Ryanair has announced a significant round of route reductions across Europe for 2026, marking one of the airline’s most extensive network pullbacks in recent years.
While 2025 has seen expansion in select markets, including the UK, Italy, and parts of Northern Europe, the carrier is now preparing to scale back operations in countries where it says rising aviation taxes and airport charges have undermined its low-cost model.
In total, the changes are expected to remove around three million seats from Ryanair’s European network, with smaller cities and regional airports facing the greatest impact.
The decision comes against a backdrop of broader challenges for the airline. Persistent delivery delays from Boeing have constrained fleet growth, while operational changes such as the phase-out of physical boarding passes have drawn criticism from passengers.
At the same time, Ryanair continues to pressure governments and airport operators to lower costs, warning that higher fees inevitably lead to fewer routes and higher fares. The airline has repeatedly argued that Europe risks losing affordable connectivity if policymakers continue to increase taxes on short-haul travel.
Portugal and Western Europe Face Deep Reductions
One of the most dramatic cutbacks will take place in Portugal, where Ryanair plans to eliminate all six of its routes to and from the Azores by the end of March 2026. The move will affect roughly 400,000 passengers annually and reduce the airline’s total capacity in Portugal by about 22 percent.
Key mainland hubs such as Lisbon and Porto will also feel the impact, as the Azores routes play a central role in Ryanair’s Portuguese network.
The airline has pointed to a combination of higher air traffic control fees, the EU Emissions Trading System, and the introduction of a new €2 travel tax as reasons for the withdrawal. According to Ryanair, these costs disproportionately affect short-haul routes to island destinations while leaving longer flights relatively untouched. Ongoing labor disputes and airport staff strikes in Portugal have further complicated operations, adding to the carrier’s frustration.

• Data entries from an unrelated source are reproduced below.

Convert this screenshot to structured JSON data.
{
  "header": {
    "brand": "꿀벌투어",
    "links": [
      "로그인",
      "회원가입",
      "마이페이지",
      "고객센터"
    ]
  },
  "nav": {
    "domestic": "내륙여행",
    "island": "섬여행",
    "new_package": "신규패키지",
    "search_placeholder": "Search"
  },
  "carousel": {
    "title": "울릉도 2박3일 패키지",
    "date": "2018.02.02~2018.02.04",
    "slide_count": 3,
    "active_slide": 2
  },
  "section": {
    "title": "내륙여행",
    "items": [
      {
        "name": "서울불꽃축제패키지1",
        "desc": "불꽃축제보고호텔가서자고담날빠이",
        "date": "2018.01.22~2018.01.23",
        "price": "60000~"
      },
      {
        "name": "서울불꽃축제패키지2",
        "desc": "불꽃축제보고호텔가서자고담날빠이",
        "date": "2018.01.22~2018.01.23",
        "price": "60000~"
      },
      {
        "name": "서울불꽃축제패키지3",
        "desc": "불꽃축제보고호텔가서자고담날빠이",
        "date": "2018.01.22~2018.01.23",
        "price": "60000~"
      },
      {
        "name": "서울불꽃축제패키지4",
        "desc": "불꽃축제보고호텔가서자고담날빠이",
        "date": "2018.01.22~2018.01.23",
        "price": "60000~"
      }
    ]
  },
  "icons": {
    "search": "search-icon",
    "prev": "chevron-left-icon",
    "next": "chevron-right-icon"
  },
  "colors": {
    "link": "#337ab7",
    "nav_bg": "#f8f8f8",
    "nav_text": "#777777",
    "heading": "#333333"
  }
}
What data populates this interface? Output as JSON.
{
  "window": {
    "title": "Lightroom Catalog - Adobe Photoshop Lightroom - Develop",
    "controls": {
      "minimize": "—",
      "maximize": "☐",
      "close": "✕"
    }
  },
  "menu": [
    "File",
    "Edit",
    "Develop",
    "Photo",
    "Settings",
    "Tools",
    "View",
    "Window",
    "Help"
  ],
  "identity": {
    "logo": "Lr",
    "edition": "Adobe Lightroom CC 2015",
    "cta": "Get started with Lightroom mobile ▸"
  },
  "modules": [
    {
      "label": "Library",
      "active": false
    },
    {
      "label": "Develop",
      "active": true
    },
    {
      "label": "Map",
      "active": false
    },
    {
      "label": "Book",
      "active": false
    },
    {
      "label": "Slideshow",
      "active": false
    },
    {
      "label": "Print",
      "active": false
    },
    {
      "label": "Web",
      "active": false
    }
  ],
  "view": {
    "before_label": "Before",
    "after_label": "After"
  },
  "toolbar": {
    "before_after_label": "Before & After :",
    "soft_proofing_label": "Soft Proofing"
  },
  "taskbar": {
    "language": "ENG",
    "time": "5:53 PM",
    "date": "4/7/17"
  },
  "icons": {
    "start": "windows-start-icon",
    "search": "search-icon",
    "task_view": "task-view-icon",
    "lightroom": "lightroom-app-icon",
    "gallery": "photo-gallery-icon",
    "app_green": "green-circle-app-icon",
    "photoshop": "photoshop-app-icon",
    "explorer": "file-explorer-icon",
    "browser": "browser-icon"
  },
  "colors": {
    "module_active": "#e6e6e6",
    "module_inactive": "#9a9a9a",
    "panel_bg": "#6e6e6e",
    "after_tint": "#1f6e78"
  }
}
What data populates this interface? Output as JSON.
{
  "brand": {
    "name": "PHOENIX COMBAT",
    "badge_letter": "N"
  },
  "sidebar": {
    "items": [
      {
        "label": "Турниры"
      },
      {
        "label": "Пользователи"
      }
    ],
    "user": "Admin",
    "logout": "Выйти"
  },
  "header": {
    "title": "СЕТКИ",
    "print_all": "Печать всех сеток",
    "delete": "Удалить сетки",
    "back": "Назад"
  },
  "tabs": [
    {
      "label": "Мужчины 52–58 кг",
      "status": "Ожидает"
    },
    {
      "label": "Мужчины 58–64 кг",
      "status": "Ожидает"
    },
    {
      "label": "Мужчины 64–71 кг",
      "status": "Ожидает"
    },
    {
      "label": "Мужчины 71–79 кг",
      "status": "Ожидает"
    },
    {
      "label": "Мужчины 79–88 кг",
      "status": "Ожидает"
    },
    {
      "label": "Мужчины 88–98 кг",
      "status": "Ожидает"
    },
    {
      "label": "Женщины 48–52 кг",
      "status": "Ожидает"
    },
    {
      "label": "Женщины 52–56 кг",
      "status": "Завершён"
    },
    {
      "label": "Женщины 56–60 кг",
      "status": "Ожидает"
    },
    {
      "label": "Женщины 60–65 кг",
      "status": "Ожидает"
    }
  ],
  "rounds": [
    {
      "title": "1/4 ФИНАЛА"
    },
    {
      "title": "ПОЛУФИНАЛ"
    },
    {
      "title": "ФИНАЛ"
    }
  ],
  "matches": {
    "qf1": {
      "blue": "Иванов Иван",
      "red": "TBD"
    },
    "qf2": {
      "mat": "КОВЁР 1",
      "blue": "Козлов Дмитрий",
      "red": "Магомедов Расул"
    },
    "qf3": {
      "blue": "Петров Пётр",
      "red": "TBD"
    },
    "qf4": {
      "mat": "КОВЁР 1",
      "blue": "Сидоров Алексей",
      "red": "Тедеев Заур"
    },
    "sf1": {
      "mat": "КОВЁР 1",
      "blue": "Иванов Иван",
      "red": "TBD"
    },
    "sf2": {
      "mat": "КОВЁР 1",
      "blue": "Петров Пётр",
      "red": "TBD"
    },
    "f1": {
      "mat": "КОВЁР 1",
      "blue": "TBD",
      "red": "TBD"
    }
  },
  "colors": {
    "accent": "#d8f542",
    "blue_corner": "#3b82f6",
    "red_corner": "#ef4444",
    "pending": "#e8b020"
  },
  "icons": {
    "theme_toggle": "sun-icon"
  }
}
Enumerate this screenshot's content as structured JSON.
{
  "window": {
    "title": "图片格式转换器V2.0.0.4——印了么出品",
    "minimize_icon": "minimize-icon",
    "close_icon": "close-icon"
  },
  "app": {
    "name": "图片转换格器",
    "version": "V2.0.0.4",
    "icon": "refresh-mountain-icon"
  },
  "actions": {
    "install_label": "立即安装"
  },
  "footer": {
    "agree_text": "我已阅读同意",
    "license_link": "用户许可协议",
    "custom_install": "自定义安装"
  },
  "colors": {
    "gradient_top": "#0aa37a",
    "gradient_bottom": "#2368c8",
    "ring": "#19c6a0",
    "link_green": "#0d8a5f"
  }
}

Similar pressures are driving route cuts in other parts of Western Europe. Ryanair has confirmed it will reduce services in Germany, Belgium, France, and Spain, including routes linking major cities such as Berlin with leisure destinations like Tenerife. In Belgium, the airline has warned that aviation taxes could sharply reduce traffic and push fares higher, echoing trends it claims to have already seen in Austria and Germany.
Balkans and Network Rebalancing for Summer Demand
Beyond Western Europe, Ryanair is also trimming capacity in parts of the Balkans as it reallocates aircraft to markets with stronger seasonal demand. In Bosnia and Herzegovina, the airline will reduce flights from Banja Luka, cutting weekly departures and scaling back services to destinations including Vienna, Memmingen, and Baden-Baden. Serbia will see similar reductions, with fewer weekly flights from Niš to cities such as Vienna and Malta.
Ryanair says these changes reflect a strategic shift rather than a full retreat, as resources are redirected toward faster-growing markets like Croatia, where summer demand continues to rise. Even so, the cuts are likely to be felt locally, particularly in regional airports that rely heavily on low-cost carriers for international connectivity.
As Europe heads into 2026, Ryanair’s route adjustments highlight the growing tension between government efforts to tax aviation and airlines’ insistence that low fares depend on low costs. For travelers, the result may be fewer nonstop options and higher prices on remaining routes, especially in smaller and peripheral markets.